Derrick Tribbett (born December 18, 1984), better known by his stage names Tripp Lee and Sinister, is an American musician who is the lead vocalist of heavy metal band Twisted Method. He is the younger brother of Audiotopsy and Mudvayne lead guitarist Greg Tribbett. He is also known for his role on the reality show Daisy of Love starring former Rock of Love 2 contestant Daisy De La Hoya.

==Career==
Tribbett was a member of the band Twisted Method until it disbanded in 2005 and formed the band Makeshift Romeo shortly after.
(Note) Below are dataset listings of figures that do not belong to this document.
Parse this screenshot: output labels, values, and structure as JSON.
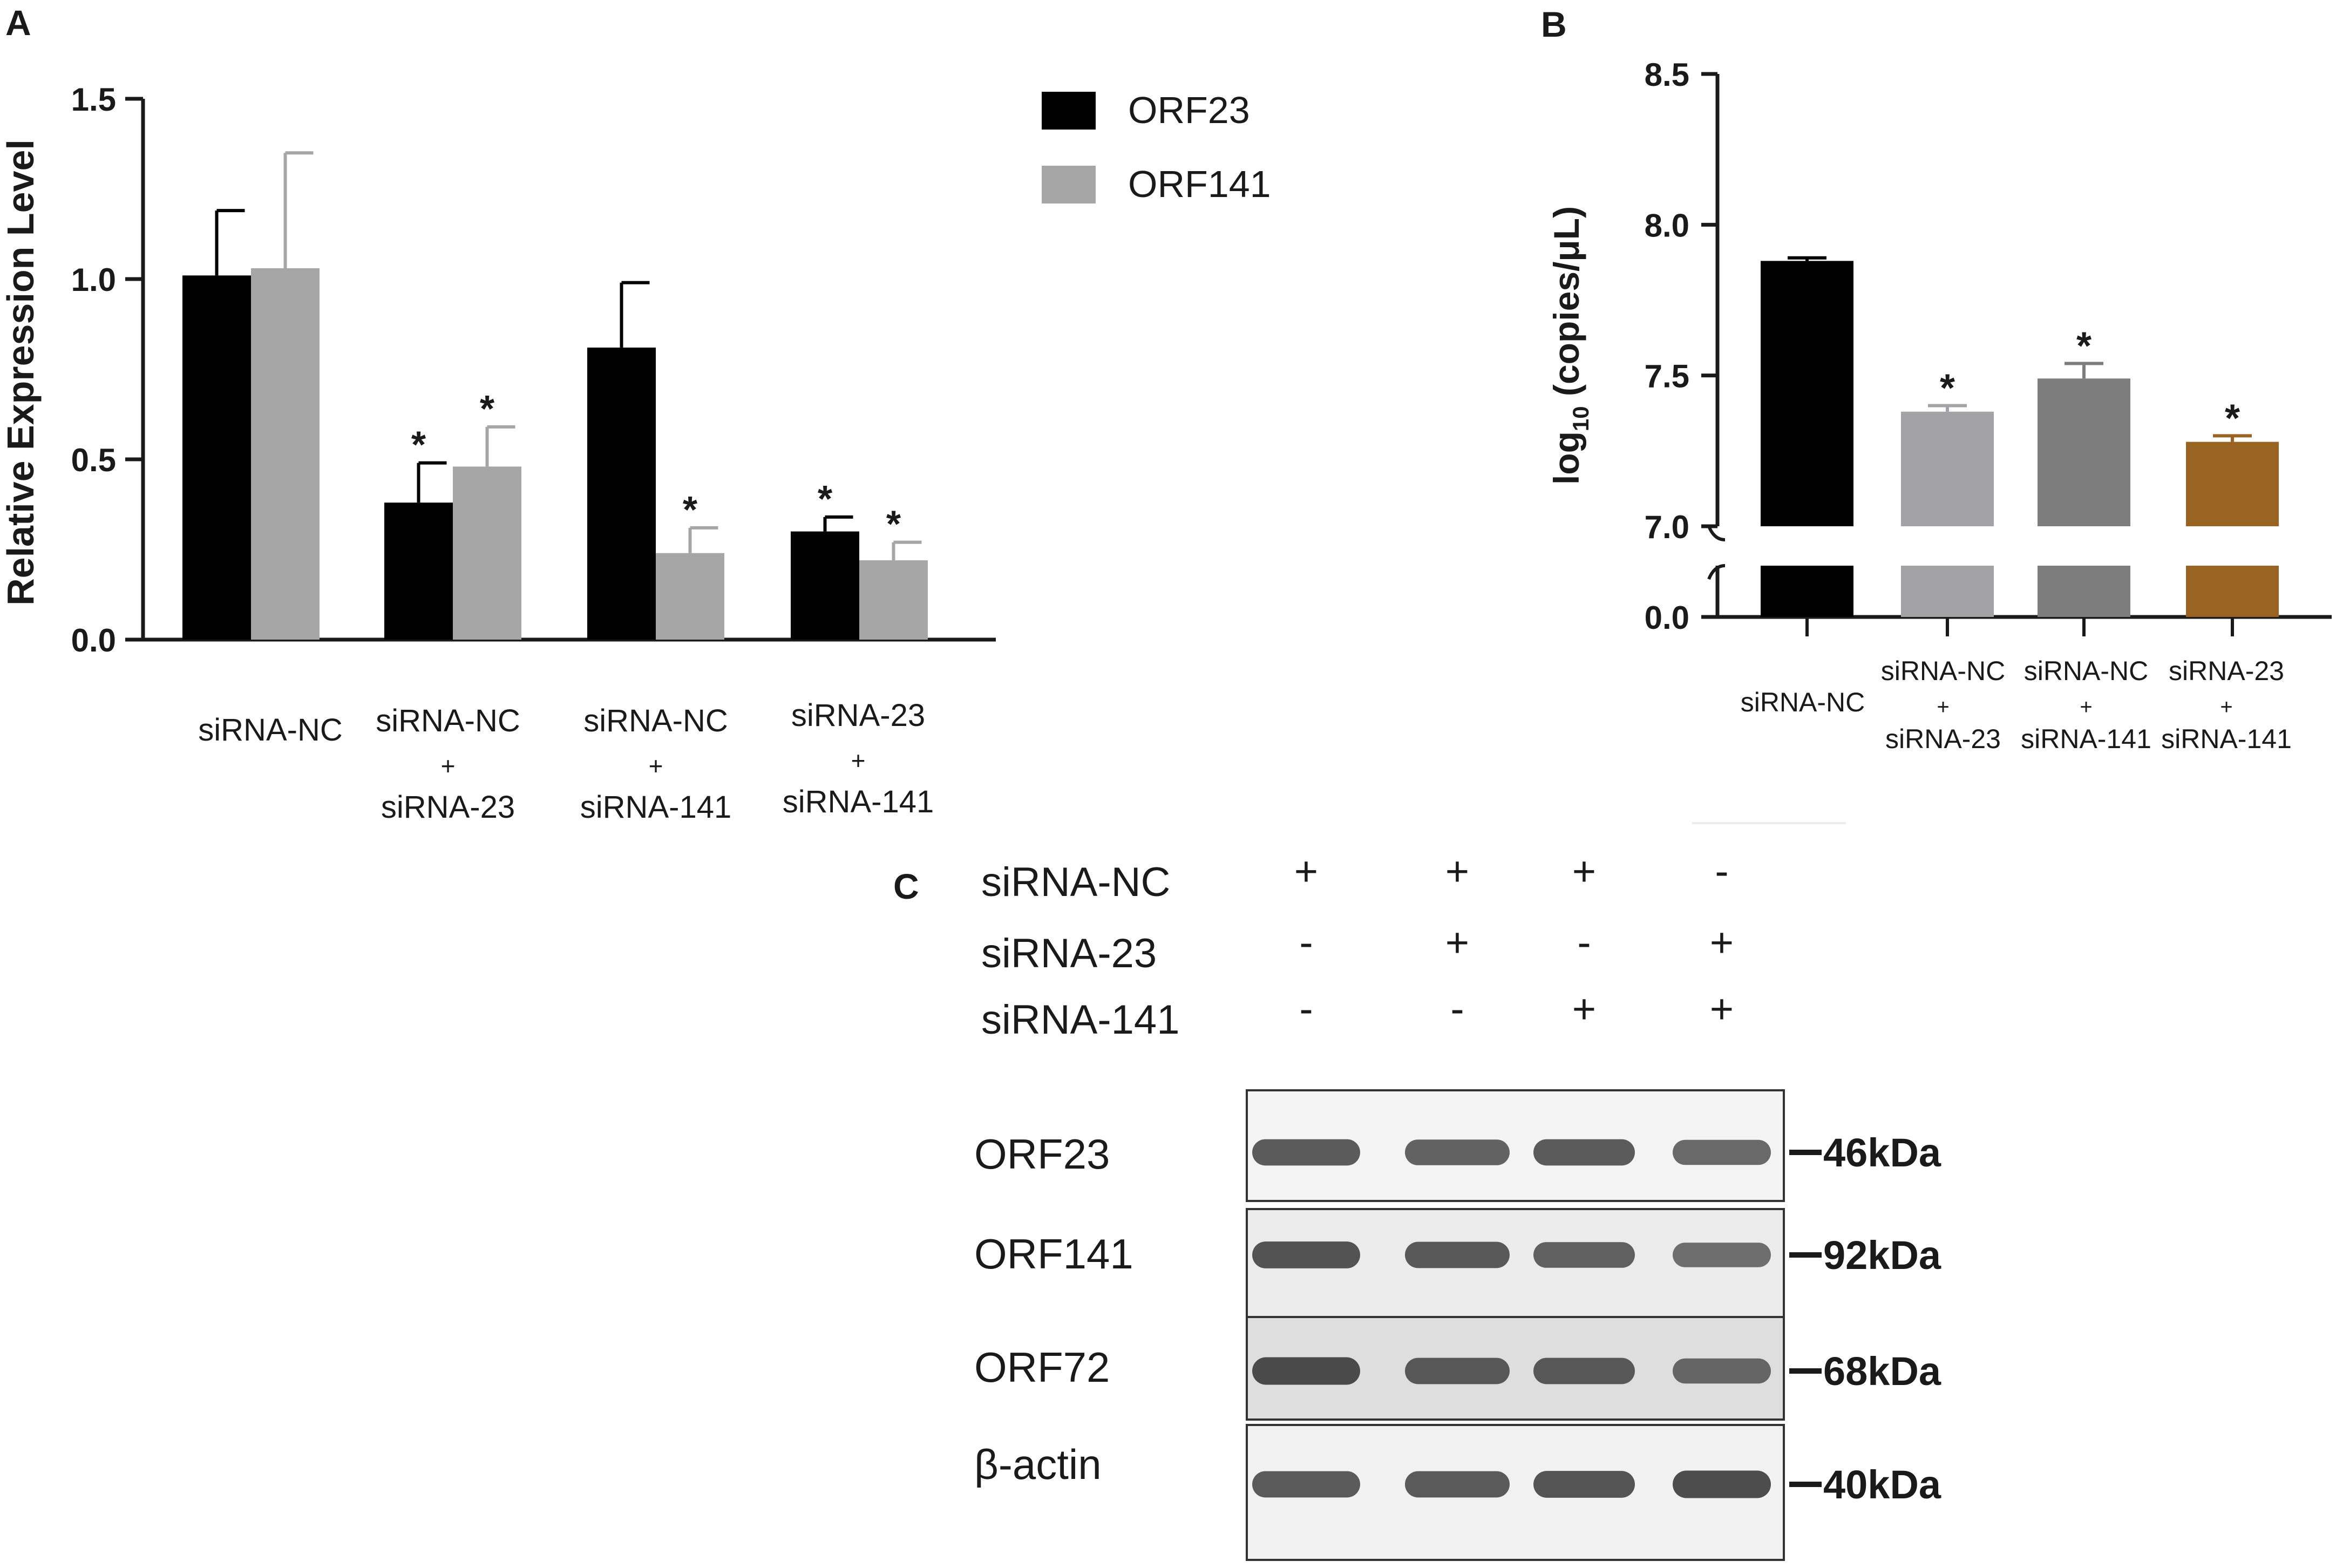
{
  "panel_labels": {
    "a": "A",
    "b": "B",
    "c": "C"
  },
  "chart_data": [
    {
      "panel": "A",
      "type": "bar",
      "title": "",
      "xlabel": "",
      "ylabel": "Relative Expression Level",
      "ylim": [
        0,
        1.5
      ],
      "yticks": [
        "0.0",
        "0.5",
        "1.0",
        "1.5"
      ],
      "categories": [
        [
          "siRNA-NC"
        ],
        [
          "siRNA-NC",
          "+",
          "siRNA-23"
        ],
        [
          "siRNA-NC",
          "+",
          "siRNA-141"
        ],
        [
          "siRNA-23",
          "+",
          "siRNA-141"
        ]
      ],
      "legend_position": "top-right",
      "series": [
        {
          "name": "ORF23",
          "color": "#000000",
          "values": [
            1.01,
            0.38,
            0.81,
            0.3
          ],
          "errors": [
            0.18,
            0.11,
            0.18,
            0.04
          ],
          "significant": [
            false,
            true,
            false,
            true
          ]
        },
        {
          "name": "ORF141",
          "color": "#a6a6a6",
          "values": [
            1.03,
            0.48,
            0.24,
            0.22
          ],
          "errors": [
            0.32,
            0.11,
            0.07,
            0.05
          ],
          "significant": [
            false,
            true,
            true,
            true
          ]
        }
      ],
      "significance_symbol": "*",
      "grid": false
    },
    {
      "panel": "B",
      "type": "bar",
      "title": "",
      "xlabel": "",
      "ylabel": "log10 (copies/μL)",
      "ylabel_main": "log",
      "ylabel_sub": "10",
      "ylabel_rest": " (copies/μL)",
      "axis_break": true,
      "ylim": [
        7.0,
        8.5
      ],
      "yticks": [
        "0.0",
        "7.0",
        "7.5",
        "8.0",
        "8.5"
      ],
      "categories": [
        [
          "siRNA-NC"
        ],
        [
          "siRNA-NC",
          "+",
          "siRNA-23"
        ],
        [
          "siRNA-NC",
          "+",
          "siRNA-141"
        ],
        [
          "siRNA-23",
          "+",
          "siRNA-141"
        ]
      ],
      "values": [
        7.88,
        7.38,
        7.49,
        7.28
      ],
      "errors": [
        0.01,
        0.02,
        0.05,
        0.02
      ],
      "colors": [
        "#000000",
        "#a3a3a5",
        "#7d7d7d",
        "#996321"
      ],
      "significant": [
        false,
        true,
        true,
        true
      ],
      "significance_symbol": "*",
      "grid": false
    }
  ],
  "western_blot": {
    "conditions": [
      {
        "label": "siRNA-NC",
        "signs": [
          "+",
          "+",
          "+",
          "-"
        ]
      },
      {
        "label": "siRNA-23",
        "signs": [
          "-",
          "+",
          "-",
          "+"
        ]
      },
      {
        "label": "siRNA-141",
        "signs": [
          "-",
          "-",
          "+",
          "+"
        ]
      }
    ],
    "blots": [
      {
        "protein": "ORF23",
        "size": "46kDa",
        "background": "#f4f4f4",
        "band_intensity": [
          0.85,
          0.8,
          0.85,
          0.75
        ]
      },
      {
        "protein": "ORF141",
        "size": "92kDa",
        "background": "#ececec",
        "band_intensity": [
          0.9,
          0.85,
          0.8,
          0.7
        ]
      },
      {
        "protein": "ORF72",
        "size": "68kDa",
        "background": "#dedede",
        "band_intensity": [
          0.95,
          0.85,
          0.85,
          0.75
        ]
      },
      {
        "protein": "β-actin",
        "size": "40kDa",
        "background": "#f2f2f2",
        "band_intensity": [
          0.85,
          0.85,
          0.9,
          0.95
        ]
      }
    ]
  }
}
He was the bassist and backing vocalist for the band Dope. Tribbet formed a new band Bullet Saints and released a one and only single “Hell Bound” in 2013.

===Media appearances===
Tribbett was a contestant on the VH1 show Daisy of Love. He went under the alias "Sinister" on the show. He was eliminated on the July 12, 2009 episode, the tenth episode in the twelve episode series (not counting the clip show). He placed fourth overall.

Tribbett would have been a contestant on the third season of the VH1 show I Love Money which takes contestants from other VH1 shows such as Flavor of Love, Rock of Love, I Love New York, Real Chance of Love, Daisy of Love and Megan Wants a Millionaire, and to be aired in January 2010. However, the show was canceled before airing because of Ryan Jenkins' involvement in the murder of his wife and suicide.

== Filmography ==

Television
| Year | Title | Role | Notes |
| 2005 | Twisted Metal: Look Inside My Twisted World | Self; feature | Documentary |
| 2009 | Daisy of Love | Self; contestant | 4th place, 10 episodes |
| I Love Money season 3 | Self; contestant | Unaired |
| 2020 | Talk of Love | Self; guest | 2 episodes |
| 2021 | All Star Reunion Show | Self; feature | Web series, 2 episodes |

==Personal life==
Tribbett is the younger brother of Greg Tribbett, the lead guitarist and backing vocalist of heavy metal bands Audiotopsy and Mudvayne and former member of Hellyeah. One of his other brothers Matt Tribbett was a drum technician for the American metal band Slipknot.